Nous avons vu que la théorie de Piaget J., dite théorie structuraliste, a régné sur la psychologie du développement pendant près d'un demi-siècle malgré son incapacité à rendre compte de la complexité des liens entre l'apprentissage et le développement84. Ceci dit, cette théorie demeure encore un cadre de référence solide en raison de sa cohérence interne et de la description qu'elle réalise des différents niveaux d'organisation de l'intelligence humaine. Comme nous l'avons déjà évoqué dans les pages qui précèdent, cette théorie est fortement imprégnée de la pensée structuraliste avec pour projet la mise à jour d'un développement qui se veut à la fois universel, univoque, unidirectionnel et progressif. Même si nous devons reconnaître que les travaux de Piaget J. ont ouvert la voie vers des applications cliniques et pédagogiques d'une grande richesse, nous devons reconnaître qu'ils se sont limités, expérimentalement, à inférer les mécanismes psychologiques des opérations logico-mathématiques à partir de l'observation directe des comportements de l'enfant, et qu'ils sont insuffisants pour rendre compte de l'ensemble de la dynamique développementale.

Au cours des deux dernières décennies les apports liés au courant de l'environnement social, celui du développement précoce ainsi que l'approche évolutionniste, ont contraint les psychologues à réviser certaines de leurs conceptions du développement de l'enfant. Les apports de la psychologie cognitive ont également joué un rôle déterminant dans cette évolution. En effet, dès les années soixante et parallèlement à l'approche structuraliste, la psychologie cognitive a étudié les processus impliqués dans le traitement de l'information. Plus que la recherche du développement du système cognitif, elle a centré son projet sur la définition des mécanismes généraux participant à la détection, la sélection, la perception, la reconnaissance et l'identification des informations qui proviennent de notre environnement de manière quasi continue. Pour résumer, l'objectif des recherches ne réside plus dans la définition de structures expliquant les niveaux d'organisation des connaissances mais vise à découvrir comment nous parvenons à extraire des connaissances, comment nous parvenons à les stocker et enfin, comment nous récupérons et utilisons ces connaissances.

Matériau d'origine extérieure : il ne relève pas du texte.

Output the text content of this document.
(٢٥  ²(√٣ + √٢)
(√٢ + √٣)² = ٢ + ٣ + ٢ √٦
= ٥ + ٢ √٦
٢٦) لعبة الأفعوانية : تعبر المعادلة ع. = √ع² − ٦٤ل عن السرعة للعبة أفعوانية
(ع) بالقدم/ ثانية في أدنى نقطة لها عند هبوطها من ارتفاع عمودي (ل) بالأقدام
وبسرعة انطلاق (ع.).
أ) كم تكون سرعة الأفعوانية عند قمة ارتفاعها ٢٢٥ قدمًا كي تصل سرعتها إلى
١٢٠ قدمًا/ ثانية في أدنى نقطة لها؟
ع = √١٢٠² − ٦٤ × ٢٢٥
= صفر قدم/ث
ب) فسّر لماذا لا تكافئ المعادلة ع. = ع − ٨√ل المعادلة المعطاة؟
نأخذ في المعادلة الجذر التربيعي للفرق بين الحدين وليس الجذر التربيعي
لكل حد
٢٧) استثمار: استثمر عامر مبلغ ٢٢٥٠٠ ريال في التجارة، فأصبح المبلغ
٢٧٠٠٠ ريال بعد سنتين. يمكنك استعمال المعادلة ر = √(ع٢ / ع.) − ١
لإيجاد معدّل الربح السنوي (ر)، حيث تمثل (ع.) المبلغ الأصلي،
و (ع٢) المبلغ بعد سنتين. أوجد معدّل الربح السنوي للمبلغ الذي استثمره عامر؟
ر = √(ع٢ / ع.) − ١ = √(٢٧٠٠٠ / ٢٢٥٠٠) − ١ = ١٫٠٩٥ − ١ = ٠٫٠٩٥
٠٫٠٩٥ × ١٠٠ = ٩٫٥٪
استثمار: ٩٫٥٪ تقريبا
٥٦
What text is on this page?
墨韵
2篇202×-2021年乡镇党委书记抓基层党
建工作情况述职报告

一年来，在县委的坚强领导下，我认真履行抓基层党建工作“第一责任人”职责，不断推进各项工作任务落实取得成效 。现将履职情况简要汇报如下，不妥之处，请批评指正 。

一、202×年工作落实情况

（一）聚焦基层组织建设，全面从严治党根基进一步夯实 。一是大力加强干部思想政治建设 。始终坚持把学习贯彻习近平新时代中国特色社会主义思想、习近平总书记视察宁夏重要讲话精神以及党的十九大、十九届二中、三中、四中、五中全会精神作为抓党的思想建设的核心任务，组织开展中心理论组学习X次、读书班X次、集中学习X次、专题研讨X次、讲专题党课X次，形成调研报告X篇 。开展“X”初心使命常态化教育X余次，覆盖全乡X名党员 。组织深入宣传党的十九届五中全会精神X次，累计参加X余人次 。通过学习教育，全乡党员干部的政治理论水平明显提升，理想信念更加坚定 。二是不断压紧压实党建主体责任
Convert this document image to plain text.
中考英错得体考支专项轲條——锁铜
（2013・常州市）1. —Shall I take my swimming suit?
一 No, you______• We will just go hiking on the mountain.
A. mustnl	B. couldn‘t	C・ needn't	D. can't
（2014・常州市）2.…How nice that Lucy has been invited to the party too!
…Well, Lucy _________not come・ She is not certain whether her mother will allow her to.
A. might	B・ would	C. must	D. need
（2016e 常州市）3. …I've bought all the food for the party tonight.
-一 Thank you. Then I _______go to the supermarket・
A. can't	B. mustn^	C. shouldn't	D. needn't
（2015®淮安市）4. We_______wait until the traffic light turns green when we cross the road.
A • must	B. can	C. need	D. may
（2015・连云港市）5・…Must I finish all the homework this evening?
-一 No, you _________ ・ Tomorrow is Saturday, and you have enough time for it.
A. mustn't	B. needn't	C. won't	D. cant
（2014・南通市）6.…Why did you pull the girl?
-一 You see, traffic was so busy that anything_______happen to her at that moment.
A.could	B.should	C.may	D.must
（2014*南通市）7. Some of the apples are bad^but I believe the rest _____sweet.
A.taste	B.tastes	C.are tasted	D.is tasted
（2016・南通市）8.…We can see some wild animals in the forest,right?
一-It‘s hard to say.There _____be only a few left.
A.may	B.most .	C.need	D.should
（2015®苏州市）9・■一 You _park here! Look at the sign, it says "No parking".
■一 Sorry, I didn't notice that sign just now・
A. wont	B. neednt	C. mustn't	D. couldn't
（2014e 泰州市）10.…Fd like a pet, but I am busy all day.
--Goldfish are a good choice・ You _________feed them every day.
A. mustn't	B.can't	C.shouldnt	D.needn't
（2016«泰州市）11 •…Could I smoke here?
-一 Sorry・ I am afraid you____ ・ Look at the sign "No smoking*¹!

Le courant néostructuraliste est apparu dans les années soixante-dix et s'est développé à partir de 1980. Il est caractérisé par la volonté d'intégrer les apports de la psychologie cognitive à ceux du structuralisme dans le cadre de travaux qui ont abouti à l'élaboration de nouvelles théories du développement qualifiées de théories néopiagétiennes. Deux auteurs illustrent particulièrement ce courant ; il s'agit d'une part de Pascual-Leone85 J. (1970, 1976) et d'autre part de Case86 R. (1985, 1992). Ces deux chercheurs se sont intéressés aux concepts de capacités et de ressources attentionnelles, de mémoire de travail, pour expliquer le développement cognitif de l'enfant, ce qui les a conduits à élaborer des modèles relativement complexes. La mémoire de travail, qui est actuellement au cœur des recherches en psychologie cognitive, serait un élément clé du développement cognitivo-intellectuel de l'enfant. Elle constitue une mémoire à court terme qui joue le rôle de centre de traitement des opérations mentales les plus complexes comme la planification, le calcul, la réflexion consciente, l’élaboration de stratégies, etc. Elle combine les informations en provenance de la mémoire sensorielle avec les informations stockées en mémoire à long terme, puis transforme ces informations en fonction des objectifs du sujet dans la tâche à accomplir.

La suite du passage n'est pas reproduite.